So the holidays are getting closer, and if you’re like me, you haven’t gotten one gift for anybody yet. There’s tons of gift ideas out there, and over the next few weeks I’ll show you a few pretty awesome ideas. If you’ve gotten yourself into a gift exchange with other people in your school, here’s a few gift ideas that can make you the dopest gift-giver ever.
1. Beer of the Month Club
Whether you’re celebrating the birth of a bearded dude, the efficiency of oil, or Kwanza, good beer is always the greatest gift you can give. This Beer of the Month Club will send you 12 hard-to-find beers each month that have been taste-tested and chosen from thousands of other beers. You aren’t going to be getting mailed cans of Keystone and Natty, you’ll be getting high-quality shit to fill your cooler and impress your bros. It’s a little on the pricey side (averaging at about $33-$34), but isn’t good beer worth it? Put your liver to work with some fine-ass brew.
2. Air Swimmers
Okay, so it’s a toy that flies. You may think it’s lame right off the bat, but think of the possibilities! You can fuck with absolutely anybody. Floating shit is scary, and if you’re flying it down the dorm hallway and that fucker who always pees in the shower steps out of his room, he could piss his pants instead. It’s cheap, but you can get more laughs than a Tickle-Me Elmo out of this thing. It could also add a whole new dimension to those times when you’re high and laying on the floor, contemplating the universe and just how exactly this shark can float over your head without a string. You can get a set of both the Shark and the Clown Fish over at Amazon.

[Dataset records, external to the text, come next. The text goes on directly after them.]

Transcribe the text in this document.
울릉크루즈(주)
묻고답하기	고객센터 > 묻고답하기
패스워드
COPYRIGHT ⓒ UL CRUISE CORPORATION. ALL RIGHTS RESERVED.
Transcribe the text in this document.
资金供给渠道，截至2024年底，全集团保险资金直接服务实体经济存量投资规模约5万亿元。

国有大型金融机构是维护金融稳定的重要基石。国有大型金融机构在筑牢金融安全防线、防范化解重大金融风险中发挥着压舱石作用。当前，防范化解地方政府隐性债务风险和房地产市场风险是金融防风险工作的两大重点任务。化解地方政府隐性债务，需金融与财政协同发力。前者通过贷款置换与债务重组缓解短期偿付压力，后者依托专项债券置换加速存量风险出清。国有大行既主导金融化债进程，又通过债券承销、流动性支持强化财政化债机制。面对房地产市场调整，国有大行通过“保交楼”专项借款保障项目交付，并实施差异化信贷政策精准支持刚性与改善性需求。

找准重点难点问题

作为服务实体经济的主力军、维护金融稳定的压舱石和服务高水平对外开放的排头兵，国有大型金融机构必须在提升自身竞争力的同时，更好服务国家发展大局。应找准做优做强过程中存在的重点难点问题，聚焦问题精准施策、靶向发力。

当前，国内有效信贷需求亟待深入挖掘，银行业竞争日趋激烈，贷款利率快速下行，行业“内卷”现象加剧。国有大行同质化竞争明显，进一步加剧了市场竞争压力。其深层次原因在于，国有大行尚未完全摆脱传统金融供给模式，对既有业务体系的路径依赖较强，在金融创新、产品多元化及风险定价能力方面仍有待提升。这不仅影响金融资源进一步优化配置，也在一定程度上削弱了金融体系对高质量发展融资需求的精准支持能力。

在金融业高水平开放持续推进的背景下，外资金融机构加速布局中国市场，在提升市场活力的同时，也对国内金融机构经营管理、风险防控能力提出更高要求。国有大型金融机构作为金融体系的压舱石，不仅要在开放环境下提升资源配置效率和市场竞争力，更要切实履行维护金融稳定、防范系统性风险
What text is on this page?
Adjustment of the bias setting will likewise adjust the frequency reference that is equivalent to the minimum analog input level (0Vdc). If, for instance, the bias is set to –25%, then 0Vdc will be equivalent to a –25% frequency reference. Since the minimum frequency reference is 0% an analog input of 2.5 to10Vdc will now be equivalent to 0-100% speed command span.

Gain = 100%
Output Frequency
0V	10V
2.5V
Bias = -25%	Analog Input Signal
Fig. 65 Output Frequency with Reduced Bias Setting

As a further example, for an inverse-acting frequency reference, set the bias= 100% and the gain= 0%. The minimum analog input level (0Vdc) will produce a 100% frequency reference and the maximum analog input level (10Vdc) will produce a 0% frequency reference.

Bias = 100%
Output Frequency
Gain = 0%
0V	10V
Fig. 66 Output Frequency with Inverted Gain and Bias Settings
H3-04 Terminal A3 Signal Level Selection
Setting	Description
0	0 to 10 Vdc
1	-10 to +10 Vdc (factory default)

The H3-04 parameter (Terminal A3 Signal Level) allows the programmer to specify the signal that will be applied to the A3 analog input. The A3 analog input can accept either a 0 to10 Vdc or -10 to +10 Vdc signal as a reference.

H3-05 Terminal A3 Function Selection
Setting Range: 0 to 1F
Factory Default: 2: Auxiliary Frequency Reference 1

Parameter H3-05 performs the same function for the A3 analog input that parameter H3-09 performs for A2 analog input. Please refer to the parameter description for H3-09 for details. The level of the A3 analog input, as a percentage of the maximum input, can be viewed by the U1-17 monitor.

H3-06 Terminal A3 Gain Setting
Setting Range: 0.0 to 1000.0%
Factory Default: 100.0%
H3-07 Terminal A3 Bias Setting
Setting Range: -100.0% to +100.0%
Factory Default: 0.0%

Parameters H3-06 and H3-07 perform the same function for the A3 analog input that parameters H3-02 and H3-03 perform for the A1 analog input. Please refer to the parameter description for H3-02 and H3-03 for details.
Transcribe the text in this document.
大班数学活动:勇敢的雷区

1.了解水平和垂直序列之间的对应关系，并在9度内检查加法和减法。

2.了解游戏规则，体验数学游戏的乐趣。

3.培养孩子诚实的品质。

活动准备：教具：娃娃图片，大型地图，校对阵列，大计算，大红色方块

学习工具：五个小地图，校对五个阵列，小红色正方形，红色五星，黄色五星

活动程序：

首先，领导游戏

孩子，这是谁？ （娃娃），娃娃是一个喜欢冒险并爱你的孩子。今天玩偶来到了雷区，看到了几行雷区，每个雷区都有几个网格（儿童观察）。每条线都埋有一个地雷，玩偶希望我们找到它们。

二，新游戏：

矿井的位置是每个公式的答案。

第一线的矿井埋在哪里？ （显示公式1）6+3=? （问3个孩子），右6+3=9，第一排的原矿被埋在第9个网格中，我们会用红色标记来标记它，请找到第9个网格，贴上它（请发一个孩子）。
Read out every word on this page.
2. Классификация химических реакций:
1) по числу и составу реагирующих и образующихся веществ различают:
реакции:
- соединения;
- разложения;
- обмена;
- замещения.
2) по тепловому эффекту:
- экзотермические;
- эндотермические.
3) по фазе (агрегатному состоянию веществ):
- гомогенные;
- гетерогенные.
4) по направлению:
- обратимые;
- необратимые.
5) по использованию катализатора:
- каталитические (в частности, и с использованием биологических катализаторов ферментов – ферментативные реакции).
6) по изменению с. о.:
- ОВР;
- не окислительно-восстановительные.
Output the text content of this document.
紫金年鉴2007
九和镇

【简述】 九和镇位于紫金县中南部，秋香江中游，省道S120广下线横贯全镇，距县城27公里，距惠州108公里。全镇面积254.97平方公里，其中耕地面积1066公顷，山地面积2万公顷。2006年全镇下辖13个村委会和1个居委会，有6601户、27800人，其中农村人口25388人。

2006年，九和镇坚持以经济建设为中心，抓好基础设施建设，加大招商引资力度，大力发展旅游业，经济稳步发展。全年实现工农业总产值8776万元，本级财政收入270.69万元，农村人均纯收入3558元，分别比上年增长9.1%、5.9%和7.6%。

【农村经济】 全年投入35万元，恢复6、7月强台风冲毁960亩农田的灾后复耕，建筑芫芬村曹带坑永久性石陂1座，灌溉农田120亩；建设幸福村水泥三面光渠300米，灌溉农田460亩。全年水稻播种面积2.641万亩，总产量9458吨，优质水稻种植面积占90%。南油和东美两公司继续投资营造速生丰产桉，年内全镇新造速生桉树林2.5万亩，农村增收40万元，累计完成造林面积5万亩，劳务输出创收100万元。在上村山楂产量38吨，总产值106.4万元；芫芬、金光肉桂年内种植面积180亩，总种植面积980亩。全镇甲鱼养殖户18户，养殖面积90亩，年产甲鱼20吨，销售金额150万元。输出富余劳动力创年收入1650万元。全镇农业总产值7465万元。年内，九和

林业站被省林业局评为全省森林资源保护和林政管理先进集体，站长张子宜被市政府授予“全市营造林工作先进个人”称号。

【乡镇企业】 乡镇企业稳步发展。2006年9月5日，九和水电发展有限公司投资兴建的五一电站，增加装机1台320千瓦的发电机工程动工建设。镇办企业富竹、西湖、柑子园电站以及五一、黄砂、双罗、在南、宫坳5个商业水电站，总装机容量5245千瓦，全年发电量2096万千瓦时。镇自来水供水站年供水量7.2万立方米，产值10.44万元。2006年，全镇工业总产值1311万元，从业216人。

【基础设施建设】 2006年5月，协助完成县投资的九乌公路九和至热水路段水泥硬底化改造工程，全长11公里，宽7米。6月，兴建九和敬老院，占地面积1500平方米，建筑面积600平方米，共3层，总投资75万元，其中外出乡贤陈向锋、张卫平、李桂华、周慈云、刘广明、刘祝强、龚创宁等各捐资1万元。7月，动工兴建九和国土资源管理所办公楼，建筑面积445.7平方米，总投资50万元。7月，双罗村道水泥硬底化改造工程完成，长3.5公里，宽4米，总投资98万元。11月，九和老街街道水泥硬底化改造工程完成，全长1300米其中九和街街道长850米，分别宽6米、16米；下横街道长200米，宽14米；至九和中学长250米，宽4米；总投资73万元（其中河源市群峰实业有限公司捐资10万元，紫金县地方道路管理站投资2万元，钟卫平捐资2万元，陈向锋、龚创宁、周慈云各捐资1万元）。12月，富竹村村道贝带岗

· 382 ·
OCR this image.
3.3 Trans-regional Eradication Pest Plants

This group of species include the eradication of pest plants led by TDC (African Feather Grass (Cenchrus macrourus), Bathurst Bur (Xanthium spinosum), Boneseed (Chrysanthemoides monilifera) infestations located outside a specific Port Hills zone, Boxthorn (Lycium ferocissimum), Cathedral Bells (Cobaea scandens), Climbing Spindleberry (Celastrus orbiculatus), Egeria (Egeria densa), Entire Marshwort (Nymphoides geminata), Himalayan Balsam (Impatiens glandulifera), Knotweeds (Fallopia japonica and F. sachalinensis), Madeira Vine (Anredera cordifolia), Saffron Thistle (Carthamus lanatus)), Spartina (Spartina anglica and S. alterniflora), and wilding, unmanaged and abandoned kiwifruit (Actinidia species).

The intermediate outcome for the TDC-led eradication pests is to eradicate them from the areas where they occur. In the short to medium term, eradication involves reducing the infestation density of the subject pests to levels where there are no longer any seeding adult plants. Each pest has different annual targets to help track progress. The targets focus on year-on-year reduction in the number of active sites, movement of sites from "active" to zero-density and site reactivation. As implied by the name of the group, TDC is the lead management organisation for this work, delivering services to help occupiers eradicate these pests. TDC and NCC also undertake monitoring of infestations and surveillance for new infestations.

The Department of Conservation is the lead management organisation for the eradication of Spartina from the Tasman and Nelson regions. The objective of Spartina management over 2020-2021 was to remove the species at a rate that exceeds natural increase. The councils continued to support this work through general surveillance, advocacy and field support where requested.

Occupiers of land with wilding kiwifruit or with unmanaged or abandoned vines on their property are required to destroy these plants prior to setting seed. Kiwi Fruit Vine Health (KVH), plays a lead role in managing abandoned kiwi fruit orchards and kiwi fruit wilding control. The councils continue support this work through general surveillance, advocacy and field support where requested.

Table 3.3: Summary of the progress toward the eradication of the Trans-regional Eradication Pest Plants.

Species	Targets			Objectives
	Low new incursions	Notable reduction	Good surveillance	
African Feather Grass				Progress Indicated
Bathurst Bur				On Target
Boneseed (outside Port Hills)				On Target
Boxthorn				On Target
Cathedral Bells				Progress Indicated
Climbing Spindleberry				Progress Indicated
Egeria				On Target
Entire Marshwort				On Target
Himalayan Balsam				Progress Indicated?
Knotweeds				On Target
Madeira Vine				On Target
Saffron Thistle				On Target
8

3. iPhone Case Bottle Opener
Bottle openers are sometimes the rarest and essential tools needed for most parties. When you’re tired of opening your bottles with your teeth or on the edge of a table, bust out this new iPhone case with the bottle opener built in. What does this say about you? This says that you can enjoy the fine beers in life, and that you’re too much of a gangsta for that twist-off shit. You can grab one as a gift for $19.99.